Lucas stared, wondering at this sudden quarrelsome side to Ashlynne’s nature, when she’d been polite, even distant before. Had her grief finally overcome her other emotions? Or could she be this angry because he’d misunderstood her relationship with Ian?

Worse, could the whiskey have begun to affect her mood?

“Here you go, sugar.”

Candy’s words and the scent of roses preceded her arrival by mere seconds. She swept up from behind him, carrying two steaming mugs that she placed on the table with a feminine flourish. She set one in front of Ashlynne and the other within Lucas’s reach.

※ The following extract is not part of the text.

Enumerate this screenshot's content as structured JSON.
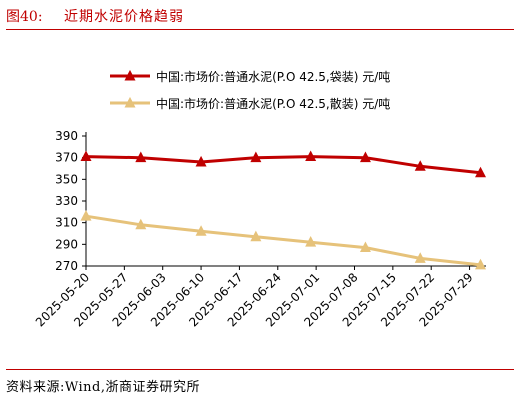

“I didn’t want two,” he said, his voice sharper than it should have been. But…dammit! He wanted to end these moments with Ashlynne; he didn’t want her in the Star and he didn’t want to help her. He wanted her out of his life and gone from his memory, and plying her with whiskey or coffee would hardly accomplish that.

“I might have wanted something else,” put in Ashlynne, her voice decidedly grumpy. “But you wouldn’t know that—would you?—since you hadn’t the courtesy to ask.”

Who was she to chastise him? “You said you didn’t drink spirits.”

Ashlynne opened her mouth as though to argue the matter further, but Candy spoke first.

“You two can argue your differences on your own. One-Eyed Pete’s waiting for me.” She started to leave but then stopped and glanced back over her shoulder. She shot a pointed smile in Lucas’s direction. “Don’t forget, sugar. Just call me if you want…anything.”

Candy flounced away with a laugh, swinging her hips and tossing her head like a filly in heat. Lucas wanted to appreciate the sight, but he couldn’t seem to find his usual sense of admiration for her tonight.

“That woman is shameless.”

He glanced at Ashlynne and found her staring after Candy. Her brow was wrinkled with disapproval. He swallowed a weary sigh. “She’s a dance hall girl, Ashlynne.”